Europe is experiencing an outbreak of measles cases and this disease resurfaced in four countries, including the United Kingdom, where it was considered eliminated, worries Thursday the World Health Organization (WHO), calling for intensification the vaccination.

Nearly 90,000 cases in Europe

The WHO reports 89,994 cases of measles in 48 European countries in the first half of 2019, more than double the same period last year (44,175) and already more than for the whole of 2018 (84,462). "The resumption of measles transmission is a worrying problem: if we fail to establish and maintain high immunization coverage in each community, children and adults will suffer unnecessary suffering, and some will be doomed to tragic death, "warned Günter Pfaff, the chairman of the Regional Committee for the Verification of the Elimination of Measles and Rubella.

On the basis of the 2018 figures, the disease is no longer considered "eliminated" in the United Kingdom, Greece, the Czech Republic and Albania. For WHO, the status of "elimination" is the absence of continuous transmission for 12 months in a particular geographical area.

In the United Kingdom, 953 cases have been reported in 2018 - 489 since 1 January 2019 - while 2,193 have been reported in Greece (28), 1,466 in Albania (475) and 217 in the Czech Republic (569). "Each of these countries is an example of extremely high national immunization coverage, so these are not examples of countries with particularly weak (health) systems," said Kate O'Brien, the department's director. Vaccination at WHO. "I think this is a wake-up call for the world: it is not enough to achieve high national coverage, it must be done in every community and every family," she added.

No curative treatment

Extremely contagious and can lead to serious complications, sometimes fatal - 37 cases in Europe in the first half and 74 in 2018 - measles is usually transmitted by direct contact or air, infecting the respiratory tract, then spreading throughout the world. 'organization. In Europe, the majority of those affected are under 19 (60% of cases).

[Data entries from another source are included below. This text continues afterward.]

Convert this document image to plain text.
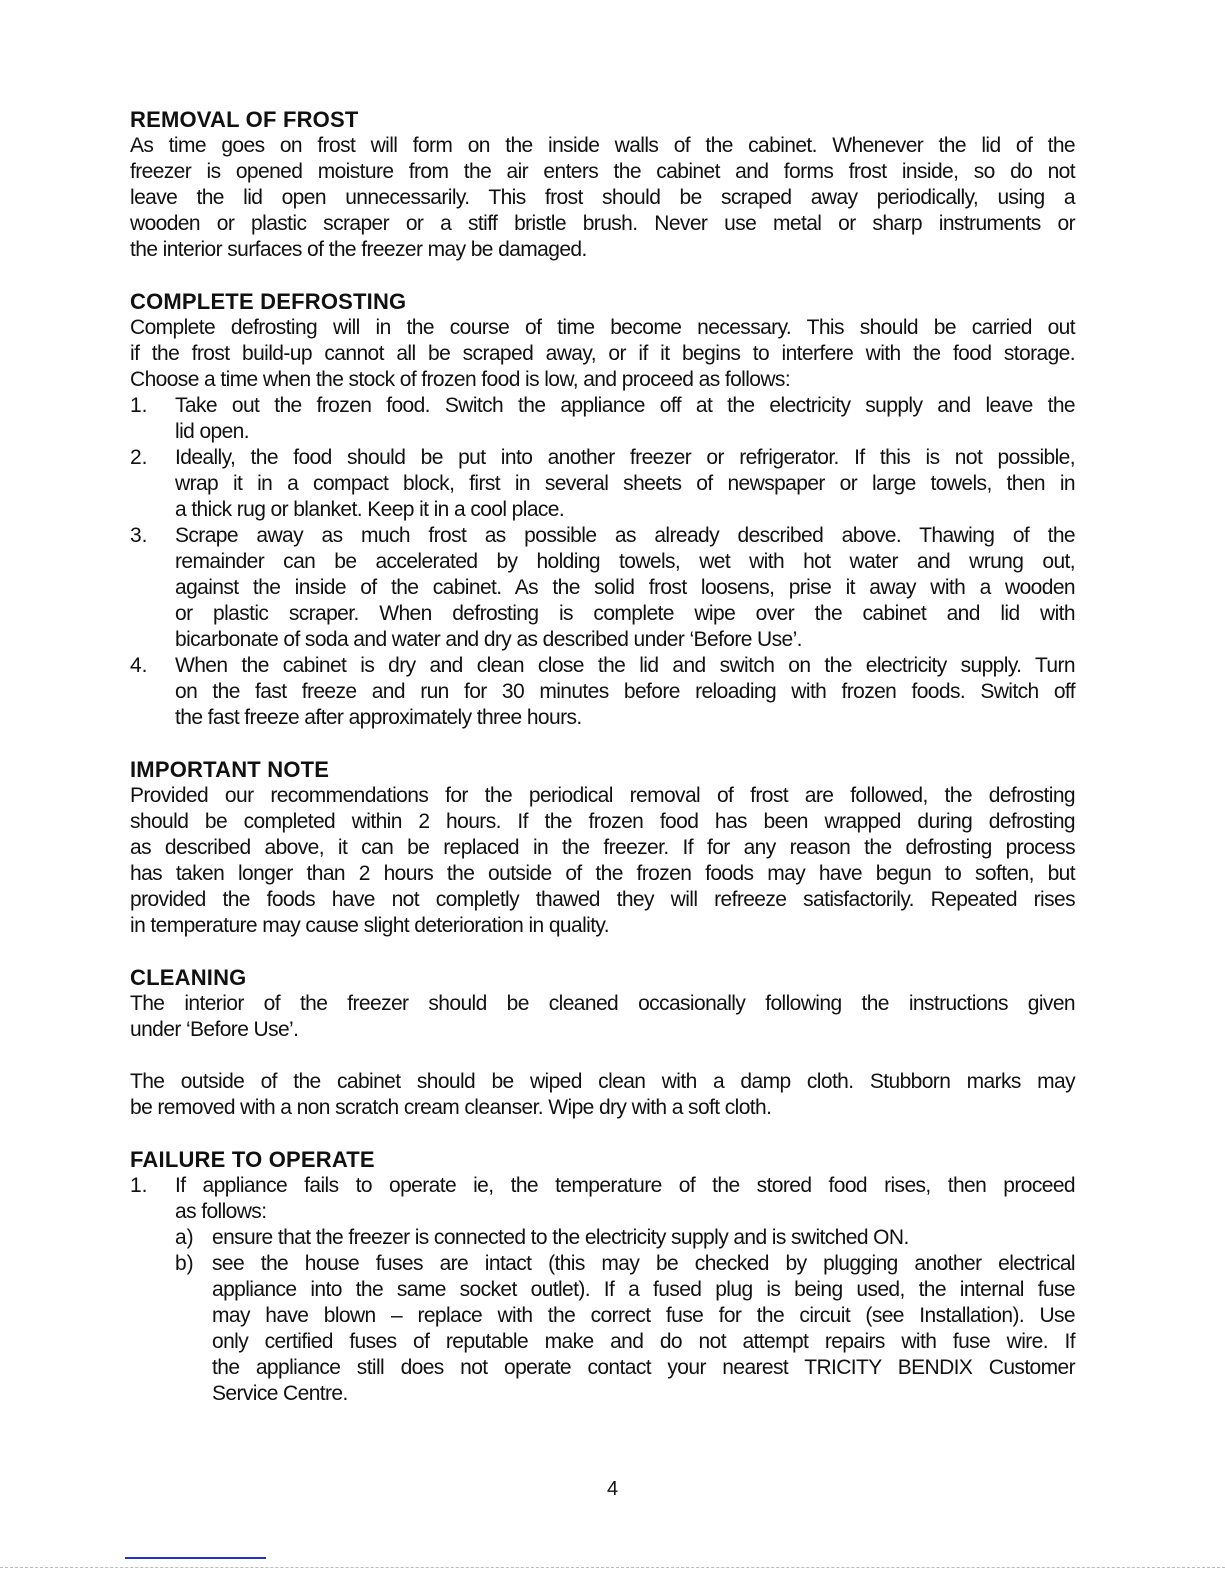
REMOVAL OF FROST
As time goes on frost will form on the inside walls of the cabinet. Whenever the lid of the
freezer is opened moisture from the air enters the cabinet and forms frost inside, so do not
leave the lid open unnecessarily. This frost should be scraped away periodically, using a
wooden or plastic scraper or a stiff bristle brush. Never use metal or sharp instruments or
the interior surfaces of the freezer may be damaged.
COMPLETE DEFROSTING
Complete defrosting will in the course of time become necessary. This should be carried out
if the frost build-up cannot all be scraped away, or if it begins to interfere with the food storage.
Choose a time when the stock of frozen food is low, and proceed as follows:
1. Take out the frozen food. Switch the appliance off at the electricity supply and leave the
lid open.
2. Ideally, the food should be put into another freezer or refrigerator. If this is not possible,
wrap it in a compact block, first in several sheets of newspaper or large towels, then in
a thick rug or blanket. Keep it in a cool place.
3. Scrape away as much frost as possible as already described above. Thawing of the
remainder can be accelerated by holding towels, wet with hot water and wrung out,
against the inside of the cabinet. As the solid frost loosens, prise it away with a wooden
or plastic scraper. When defrosting is complete wipe over the cabinet and lid with
bicarbonate of soda and water and dry as described under ‘Before Use’.
4. When the cabinet is dry and clean close the lid and switch on the electricity supply. Turn
on the fast freeze and run for 30 minutes before reloading with frozen foods. Switch off
the fast freeze after approximately three hours.
IMPORTANT NOTE
Provided our recommendations for the periodical removal of frost are followed, the defrosting
should be completed within 2 hours. If the frozen food has been wrapped during defrosting
as described above, it can be replaced in the freezer. If for any reason the defrosting process
has taken longer than 2 hours the outside of the frozen foods may have begun to soften, but
provided the foods have not completly thawed they will refreeze satisfactorily. Repeated rises
in temperature may cause slight deterioration in quality.
CLEANING
The interior of the freezer should be cleaned occasionally following the instructions given
under ‘Before Use’.
The outside of the cabinet should be wiped clean with a damp cloth. Stubborn marks may
be removed with a non scratch cream cleanser. Wipe dry with a soft cloth.
FAILURE TO OPERATE
1. If appliance fails to operate ie, the temperature of the stored food rises, then proceed
as follows:
a) ensure that the freezer is connected to the electricity supply and is switched ON.
b) see the house fuses are intact (this may be checked by plugging another electrical
appliance into the same socket outlet). If a fused plug is being used, the internal fuse
may have blown – replace with the correct fuse for the circuit (see Installation). Use
only certified fuses of reputable make and do not attempt repairs with fuse wire. If
the appliance still does not operate contact your nearest TRICITY BENDIX Customer
Service Centre.
4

In the first half of 2019, 78% of cases were recorded in four contagion outbreaks: Kazakhstan, Georgia, Russia and Ukraine, which alone accounts for 60% of cases. Measles is reported to be eliminated in 35 of the 53 countries in the region. They were 37 in 2017. It is endemic in 12 countries, including France and Germany, where vaccination will become mandatory from March 2020. Good students, Austria and Switzerland achieve the status of "elimination" "after" demonstrating interruption of continuous transmission for at least 36 months ".

There is no cure for measles, but it can be avoided by two doses of a vaccine, according to WHO, which estimates that more than 20 million deaths are prevented worldwide between 2000 and 2016 thanks to to vaccination.

6.7 million deaths a year

Globally, the number of reported cases has tripled between the period from 1 January to 31 July 2018 (129.239) and the first seven months of this year (364.808). The most numerous cases were registered in the Democratic Republic of the Congo, Madagascar and Ukraine. The United States has reported the highest number of measles cases in 25 years.

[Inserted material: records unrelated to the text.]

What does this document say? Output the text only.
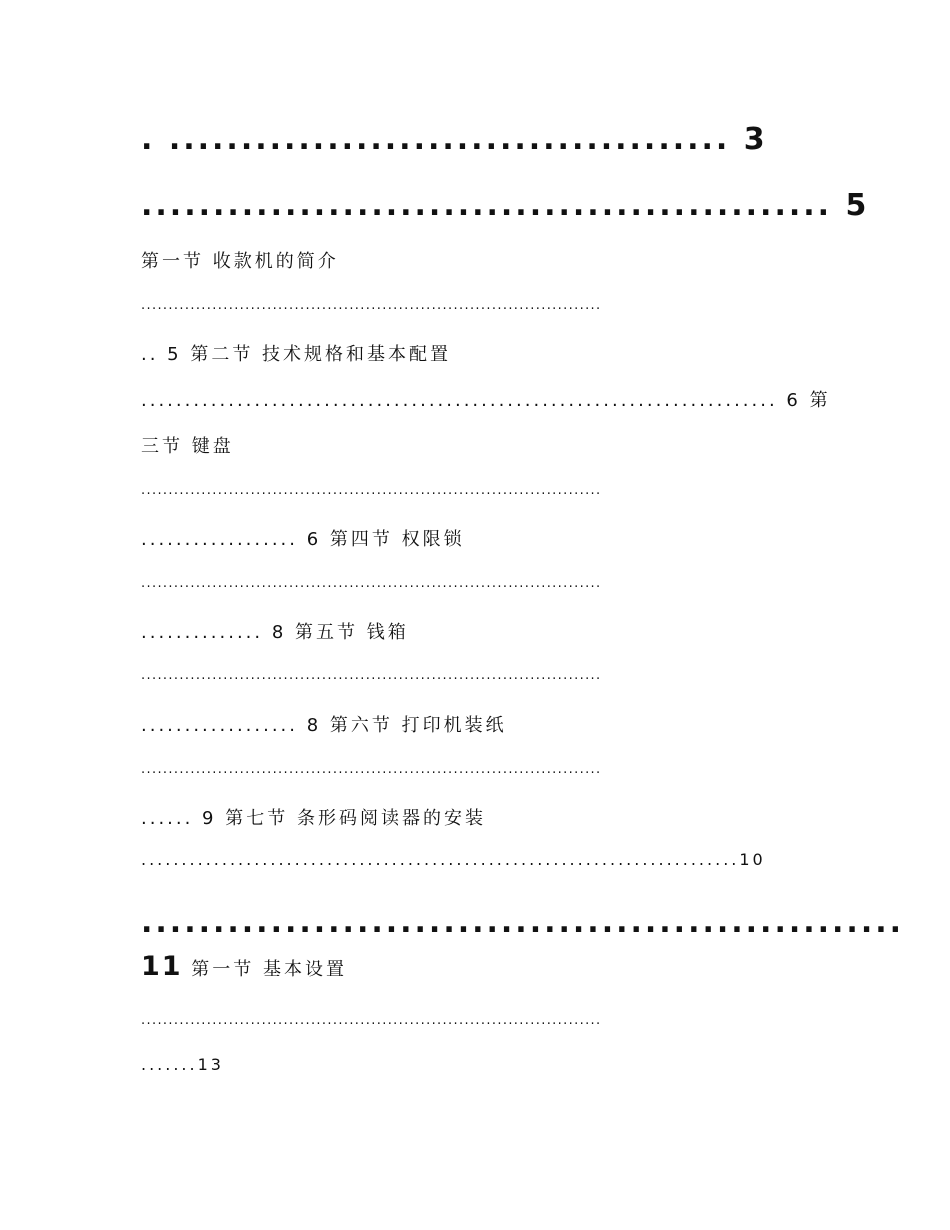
. ....................................... 3
................................................ 5
第一节 收款机的简介
....................................................................................
.. 5 第二节 技术规格和基本配置
......................................................................... 6 第
三节 键盘
....................................................................................
.................. 6 第四节 权限锁
....................................................................................
.............. 8 第五节 钱箱
....................................................................................
.................. 8 第六节 打印机装纸
....................................................................................
...... 9 第七节 条形码阅读器的安装
..........................................................................10
.....................................................
11 第一节 基本设置
....................................................................................
.......13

The WHO estimates that less than one in ten cases is reported worldwide, which means that the scale of the epidemic is far greater than official statistics. The UN specialized agency estimates that in fact there are about 6.7 million deaths each year related to measles, said Kate O'Brien.

This disease is resurging around the world because of poor access to care or mistrust of vaccines. Until 2016, however, it was down. In Western countries, "anti-vax" claims that there is a link between the measles vaccine and autism. More than once, WHO has denied this theory, based on a falsified study.